5 Worst Popes





Pope Stephen VI: had his predecessor exhumed, tried, de-fingered, and thrown to the river
Stephen VI was Pope from 896 to 897. Fueled by his anger with Pope Formosus, his predecessor, he exhumed Formosus's rotting corpse and put "him" on trial, in the so-called "Cadaver Synod" in January, 897.

With the corpse propped up on a throne, a deacon was appointed to answer for the deceased pontiff, who was condemned for performing the functions of a bishop when he had been deposed and for receiving the pontificate while he was the bishop of Porto, among other revived charges that had been leveled against Formosus in the strife during the pontificate of John VIII. The corpse was found guilty, stripped of its sacred vestments, deprived of three fingers of its right hand (the blessing fingers), clad in the garb of a layman, and quickly buried; it was then re-exhumed and thrown in the Tiber.

All ordinations performed by Formosus were annulled.
The trial excited a tumult. Though the instigators of the deed may actually have been Formosus' enemies of the House of Spoleto (notably Guy IV of Spoleto), who had recovered their authority in Rome at the beginning of 897 by renouncing their broader claims in central Italy, the scandal ended in Stephen's imprisonment and his death by strangling that summer.




Pope Benedict IX: the Pope who sold the papacy
Benedict IX was Pope from 1032 to 1044, again in 1045, and finally from 1047 to 1048, the only man to have served as Pope for three discontinuous periods.
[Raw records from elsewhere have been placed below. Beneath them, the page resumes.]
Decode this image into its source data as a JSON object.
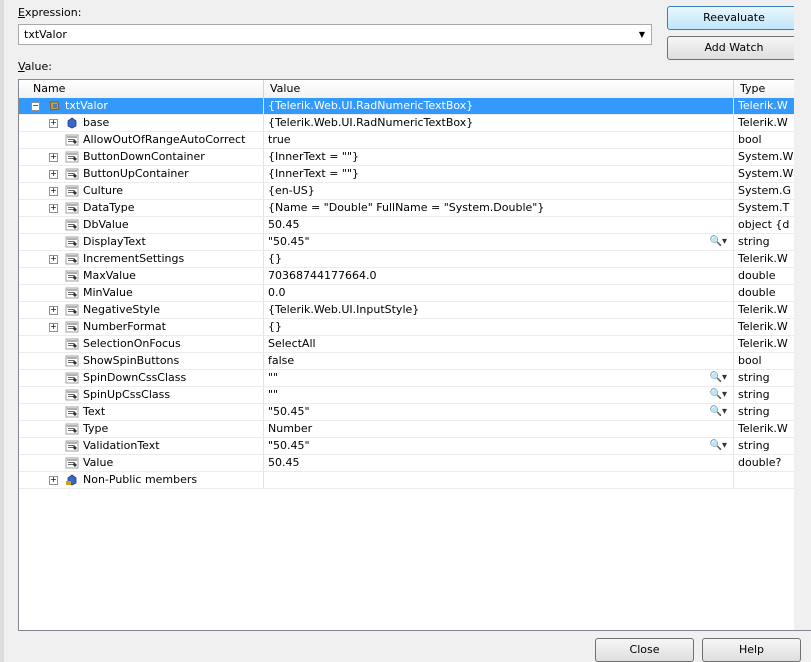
{
  "expression": {
    "label_prefix": "E",
    "label_rest": "xpression:",
    "value": "txtValor"
  },
  "value_label": {
    "prefix": "V",
    "rest": "alue:"
  },
  "buttons": {
    "reevaluate": "Reevaluate",
    "add_watch": "Add Watch",
    "close": "Close",
    "help": "Help"
  },
  "columns": {
    "name": "Name",
    "value": "Value",
    "type": "Type"
  },
  "rows": [
    {
      "name": "txtValor",
      "value": "{Telerik.Web.UI.RadNumericTextBox}",
      "type": "Telerik.W",
      "level": 0,
      "expander": "minus",
      "icon": "object-icon",
      "selected": true,
      "mag": false
    },
    {
      "name": "base",
      "value": "{Telerik.Web.UI.RadNumericTextBox}",
      "type": "Telerik.W",
      "level": 1,
      "expander": "plus",
      "icon": "base-icon",
      "mag": false
    },
    {
      "name": "AllowOutOfRangeAutoCorrect",
      "value": "true",
      "type": "bool",
      "level": 1,
      "expander": "",
      "icon": "property-icon",
      "mag": false
    },
    {
      "name": "ButtonDownContainer",
      "value": "{InnerText = \"\"}",
      "type": "System.W",
      "level": 1,
      "expander": "plus",
      "icon": "property-icon",
      "mag": false
    },
    {
      "name": "ButtonUpContainer",
      "value": "{InnerText = \"\"}",
      "type": "System.W",
      "level": 1,
      "expander": "plus",
      "icon": "property-icon",
      "mag": false
    },
    {
      "name": "Culture",
      "value": "{en-US}",
      "type": "System.G",
      "level": 1,
      "expander": "plus",
      "icon": "property-icon",
      "mag": false
    },
    {
      "name": "DataType",
      "value": "{Name = \"Double\" FullName = \"System.Double\"}",
      "type": "System.T",
      "level": 1,
      "expander": "plus",
      "icon": "property-icon",
      "mag": false
    },
    {
      "name": "DbValue",
      "value": "50.45",
      "type": "object {d",
      "level": 1,
      "expander": "",
      "icon": "property-icon",
      "mag": false
    },
    {
      "name": "DisplayText",
      "value": "\"50.45\"",
      "type": "string",
      "level": 1,
      "expander": "",
      "icon": "property-icon",
      "mag": true
    },
    {
      "name": "IncrementSettings",
      "value": "{}",
      "type": "Telerik.W",
      "level": 1,
      "expander": "plus",
      "icon": "property-icon",
      "mag": false
    },
    {
      "name": "MaxValue",
      "value": "70368744177664.0",
      "type": "double",
      "level": 1,
      "expander": "",
      "icon": "property-icon",
      "mag": false
    },
    {
      "name": "MinValue",
      "value": "0.0",
      "type": "double",
      "level": 1,
      "expander": "",
      "icon": "property-icon",
      "mag": false
    },
    {
      "name": "NegativeStyle",
      "value": "{Telerik.Web.UI.InputStyle}",
      "type": "Telerik.W",
      "level": 1,
      "expander": "plus",
      "icon": "property-icon",
      "mag": false
    },
    {
      "name": "NumberFormat",
      "value": "{}",
      "type": "Telerik.W",
      "level": 1,
      "expander": "plus",
      "icon": "property-icon",
      "mag": false
    },
    {
      "name": "SelectionOnFocus",
      "value": "SelectAll",
      "type": "Telerik.W",
      "level": 1,
      "expander": "",
      "icon": "property-icon",
      "mag": false
    },
    {
      "name": "ShowSpinButtons",
      "value": "false",
      "type": "bool",
      "level": 1,
      "expander": "",
      "icon": "property-icon",
      "mag": false
    },
    {
      "name": "SpinDownCssClass",
      "value": "\"\"",
      "type": "string",
      "level": 1,
      "expander": "",
      "icon": "property-icon",
      "mag": true
    },
    {
      "name": "SpinUpCssClass",
      "value": "\"\"",
      "type": "string",
      "level": 1,
      "expander": "",
      "icon": "property-icon",
      "mag": true
    },
    {
      "name": "Text",
      "value": "\"50.45\"",
      "type": "string",
      "level": 1,
      "expander": "",
      "icon": "property-icon",
      "mag": true
    },
    {
      "name": "Type",
      "value": "Number",
      "type": "Telerik.W",
      "level": 1,
      "expander": "",
      "icon": "property-icon",
      "mag": false
    },
    {
      "name": "ValidationText",
      "value": "\"50.45\"",
      "type": "string",
      "level": 1,
      "expander": "",
      "icon": "property-icon",
      "mag": true
    },
    {
      "name": "Value",
      "value": "50.45",
      "type": "double?",
      "level": 1,
      "expander": "",
      "icon": "property-icon",
      "mag": false
    },
    {
      "name": "Non-Public members",
      "value": "",
      "type": "",
      "level": 1,
      "expander": "plus",
      "icon": "nonpublic-icon",
      "mag": false
    }
  ],
  "colors": {
    "selection": "#3399ff",
    "window": "#f0f0f0"
  }
}
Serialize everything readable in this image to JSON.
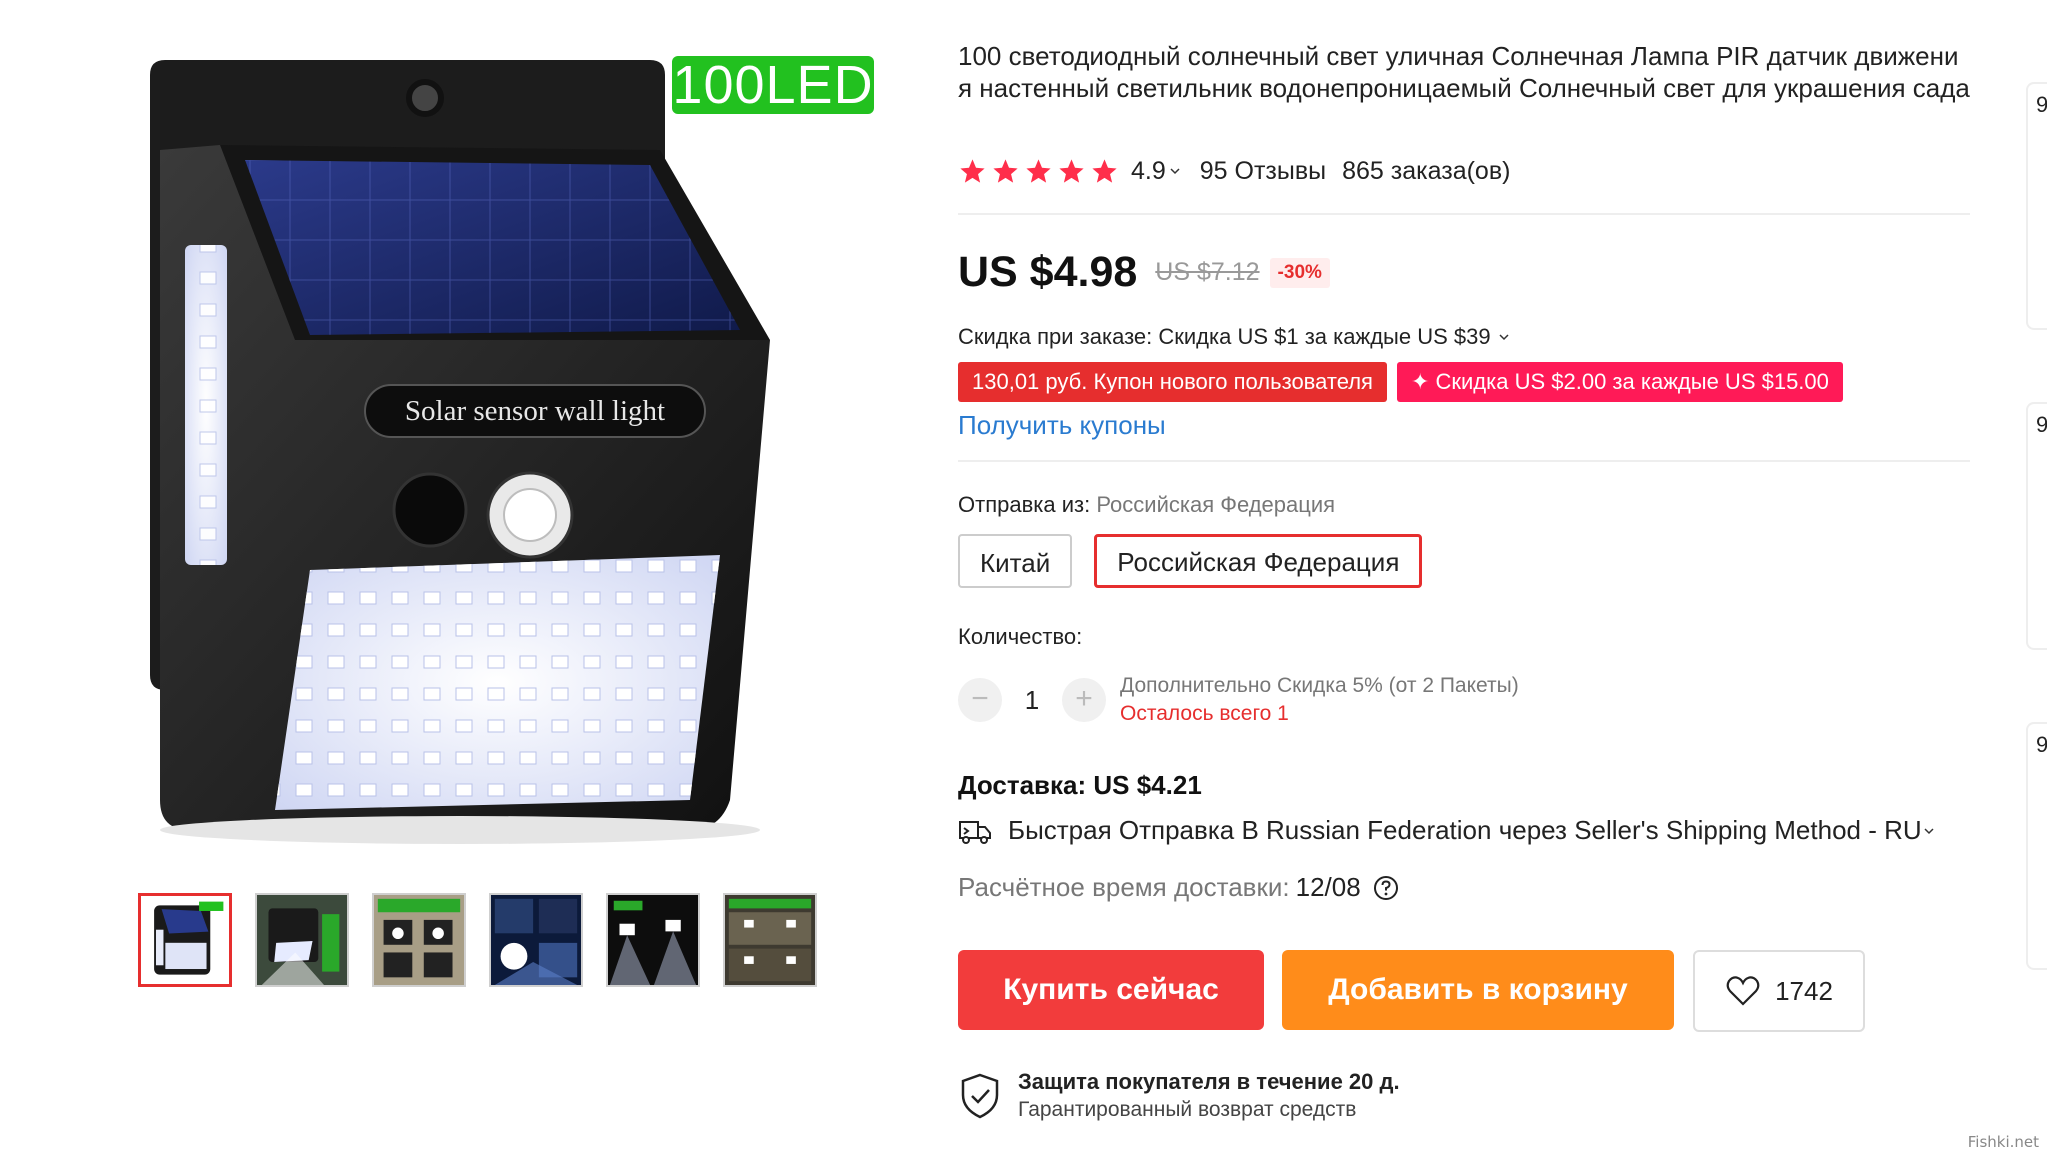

Benedict gave up his papacy for the first time in exchange for a large sum of money in 1044. He returned in 1045 to depose his replacement and reigned for one month, after which he left again, possibly to marry, and sold the papacy for a second time, to his Godfather (possibly for over 650 kg /1450 lb of gold).

Two years later, Benedict retook Rome and reigned for an additional one year, until 1048. Poppo of Brixen (later to become Pope Damascus II) eventually forced him out of Rome. Benedict’s place and date of death are unknown, but some speculate that he made further attempts to regain the Papal Throne. St. Peter Damian described him as “feasting on immorality” and “a demon from hell in the disguise of a priest” in the Liber Gomorrhianus, a treatise on papal corruption and sex that accused Benedict IX of routine homosexuality and bestiality.



Pope Sergius III: ordered the murder of another pope and started the "pornocracy"
Sergius III was Pope from 897 to 911, and has been the only pope known to have ordered the murder of another pope and the only known to have fathered an illegitimate son who later became pope; his pontificate has been described as "dismal and disgraceful." The pontificate of Sergius III was remarkable for the rise of what papal historians call a "pornocracy," or rule of the harlots, a reversal of the natural order as they saw it, according to Liber pontificalis and a later chronicler who was also biased against Sergius III. This "pornocracy" was an age with women in power: Theodora, whom Liutprand characterized as a "shameless whore... [who] exercised power on the Roman citizenry like a man" and her daughter Marozia, the mother of Pope John XI (931–935) and reputed to be the mistress of Sergius III.



Pope John XII: raped female pilgrims and invoked pagan gods
John XII was Pope from 955 to 964. On 963, Holy Roman Emperor Otto I summoned a council, levelling charges that John had ordained a deacon in a stable, consecrated a 10-year-old boy as bishop of Todi, converted the Lateran Palace into a brothel, raped female pilgrims in St. Peter's, stolen church offerings, drank toasts to the devil, and invoked the aid of Jove, Venus, and other pagan gods when playing dice. He was deposed, but returned as pope when Otto left Rome, maiming and mutilating all who had opposed him. On 964, he was apparently beaten by the husband of a woman with which he was having an affair, dying three days later without receiving confession or the sacraments.





Pope Leo X: sold indulgences, killed cardinals
Leo X was Pope from 1513 to his death in 1521. He is known primarily for the sale of indulgences to reconstruct St. Peter's Basilica and his challenging of Martin Luther's 95 theses. According to Alexandre Dumas, "under his pontificate, Christianity assumed a pagan character, which, passing from art into manners, gives to this epoch a strange complexion. Crimes for the moment disappeared, to give place to vices; but to charming vices, vices in good taste, such as those indulged in by Alcibiades and sung by Catullus."

When he became Pope, Leo X is reported to have said to his brother Giuliano: “Since God has given us the papacy, let us enjoy it.” His extravagance offended not only people like Martin Luther, but also some cardinals, who, led by Alfonso Petrucci of Siena, plotted an assassination attempt. Eventually, Pope Leo found out who these people were, and had them followed. The conspirators died of “food poisoning.”


Some people argue that Leo X and his followers simply concocted the assassination charges in a moneymaking scheme to collect fines from the various wealthy cardinals Leo X detested.